The dispute is unusually explicit for a US-UK security relationship built on quiet coordination and public unity. Starmer has drawn a line between offensive participation and defensive support, saying Britain would not join strikes without meeting tests that include legality and a “thought-through plan”, language that echoes the Iraq war’s long shadow in UK politics. Yet the same geography that makes Britain useful in US operations—bases, overflight routes, logistics and intelligence integration—also makes it exposed when a conflict expands.
That exposure is already visible. Even when London declines to be a co-belligerent, UK territory and assets can become part of the target map once they are seen as enabling US action.
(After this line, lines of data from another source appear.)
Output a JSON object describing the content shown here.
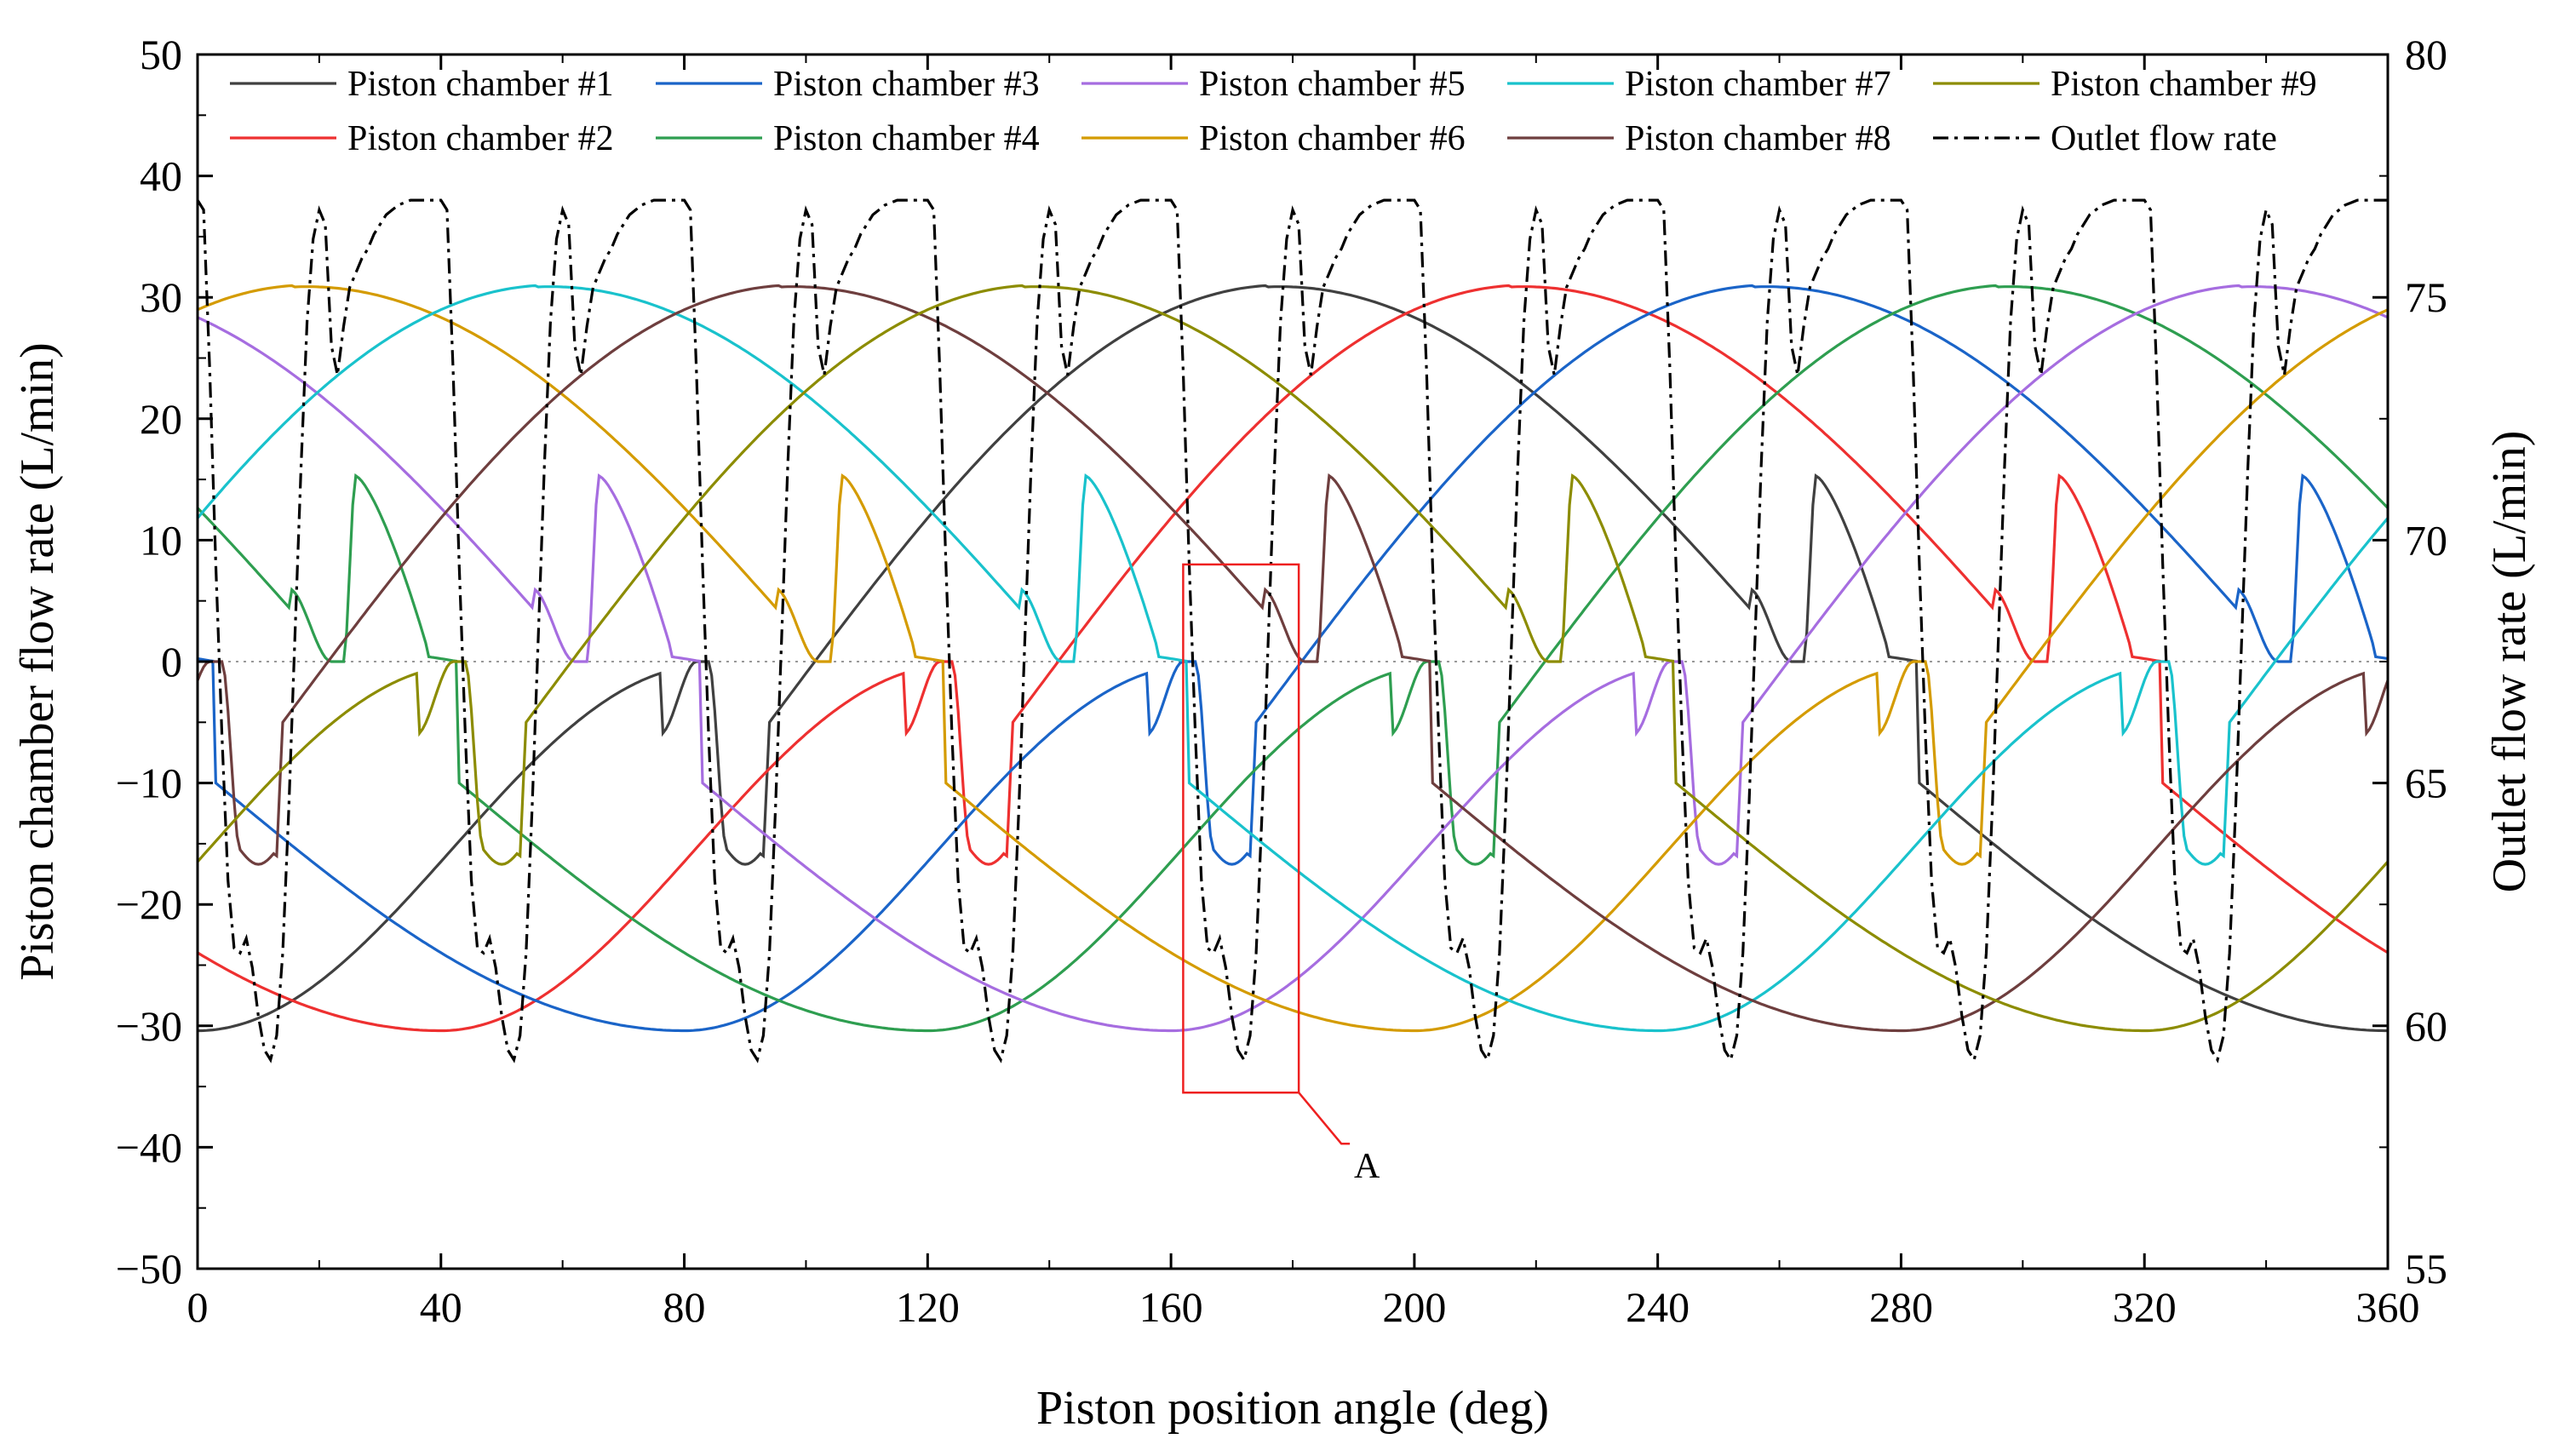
{
  "chart_data": {
    "type": "line",
    "xlabel": "Piston position angle (deg)",
    "ylabel": "Piston chamber flow rate (L/min)",
    "y2label": "Outlet flow rate (L/min)",
    "xlim": [
      0,
      360
    ],
    "ylim": [
      -50,
      50
    ],
    "y2lim": [
      55,
      80
    ],
    "xticks": [
      0,
      40,
      80,
      120,
      160,
      200,
      240,
      280,
      320,
      360
    ],
    "yticks": [
      -50,
      -40,
      -30,
      -20,
      -10,
      0,
      10,
      20,
      30,
      40,
      50
    ],
    "y2ticks": [
      55,
      60,
      65,
      70,
      75,
      80
    ],
    "xtick_labels": [
      "0",
      "40",
      "80",
      "120",
      "160",
      "200",
      "240",
      "280",
      "320",
      "360"
    ],
    "ytick_labels": [
      "−50",
      "−40",
      "−30",
      "−20",
      "−10",
      "0",
      "10",
      "20",
      "30",
      "40",
      "50"
    ],
    "y2tick_labels": [
      "55",
      "60",
      "65",
      "70",
      "75",
      "80"
    ],
    "legend": {
      "placement": "top",
      "rows": [
        [
          "Piston chamber #1",
          "Piston chamber #3",
          "Piston chamber #5",
          "Piston chamber #7",
          "Piston chamber #9"
        ],
        [
          "Piston chamber #2",
          "Piston chamber #4",
          "Piston chamber #6",
          "Piston chamber #8",
          "Outlet flow rate"
        ]
      ]
    },
    "chamber_model": {
      "count": 9,
      "phase_step_deg": 40,
      "discharge_peak": 31,
      "suction_peak": -30.4,
      "suction_start_value": -16,
      "discharge_start_value": 15.3,
      "note": "Each chamber follows the same curve shifted by 40 deg; chamber #1 peaks at ~178 deg (discharge) and ~0/360 deg (suction)."
    },
    "series": [
      {
        "name": "Piston chamber #1",
        "color": "#404040",
        "phase_deg": 0
      },
      {
        "name": "Piston chamber #2",
        "color": "#ee3030",
        "phase_deg": 320
      },
      {
        "name": "Piston chamber #3",
        "color": "#1a64c8",
        "phase_deg": 280
      },
      {
        "name": "Piston chamber #4",
        "color": "#2e9e50",
        "phase_deg": 240
      },
      {
        "name": "Piston chamber #5",
        "color": "#a66de0",
        "phase_deg": 200
      },
      {
        "name": "Piston chamber #6",
        "color": "#d49b00",
        "phase_deg": 160
      },
      {
        "name": "Piston chamber #7",
        "color": "#19c2cc",
        "phase_deg": 120
      },
      {
        "name": "Piston chamber #8",
        "color": "#6e3e3e",
        "phase_deg": 80
      },
      {
        "name": "Piston chamber #9",
        "color": "#8c8c00",
        "phase_deg": 40
      },
      {
        "name": "Outlet flow rate",
        "color": "#000000",
        "axis": "right",
        "dash": "dashdot",
        "period_deg": 40,
        "x_within_period": [
          0,
          1,
          2,
          3,
          4,
          5,
          6,
          7,
          8,
          9,
          10,
          11,
          12,
          13,
          14,
          15,
          16,
          17,
          18,
          19,
          20,
          21,
          22,
          23,
          24,
          25,
          26,
          27,
          28,
          29,
          30,
          31,
          32,
          33,
          34,
          35,
          36,
          37,
          38,
          39,
          40
        ],
        "y_within_period": [
          77.0,
          76.8,
          73.5,
          69.5,
          66.0,
          63.0,
          61.6,
          61.5,
          61.8,
          61.2,
          60.2,
          59.5,
          59.3,
          59.8,
          61.5,
          64.5,
          68.0,
          71.5,
          74.5,
          76.2,
          76.8,
          76.5,
          74.0,
          73.4,
          74.4,
          75.2,
          75.5,
          75.8,
          76.0,
          76.3,
          76.5,
          76.7,
          76.8,
          76.9,
          76.95,
          77.0,
          77.0,
          77.0,
          77.0,
          77.0,
          77.0
        ]
      }
    ],
    "annotations": [
      {
        "text": "A",
        "box_x": [
          162,
          181
        ],
        "box_y": [
          -35.5,
          8
        ]
      }
    ]
  }
}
The Evening Standard notes Starmer has now agreed to US requests to use British bases for defensive purposes after Iranian retaliation threatened British people and allies, framing it as “mutual self-defence”. The Guardian describes the conflict spiralling across the region, with new strikes on Tehran and Lebanon and knock-on disruption to travel and energy markets.
For European governments, the argument is less about courtroom theory than about who carries which risks. Washington can expand objectives—degrading missiles, destroying naval capability, containing proxies, preventing nuclear weapons—while allies absorb second-order costs: higher insurance and shipping rates, spiking gas and oil prices, and the political burden of evacuations and security alerts. Legal clarity becomes one of the few levers a smaller partner can pull to slow escalation without openly breaking the alliance.
Trump’s public dismissal of Starmer, and his praise for other European leaders while criticising Britain’s immigration and London’s mayor, turns a strategic disagreement into domestic theatre. But the operational reality does not change: UK bases remain a key piece of US power projection even when British ministers insist they are not part of the offensive.
Britain is asking Washington to explain the law for a war it did not start. At the same time, it is keeping the runways available for what comes next.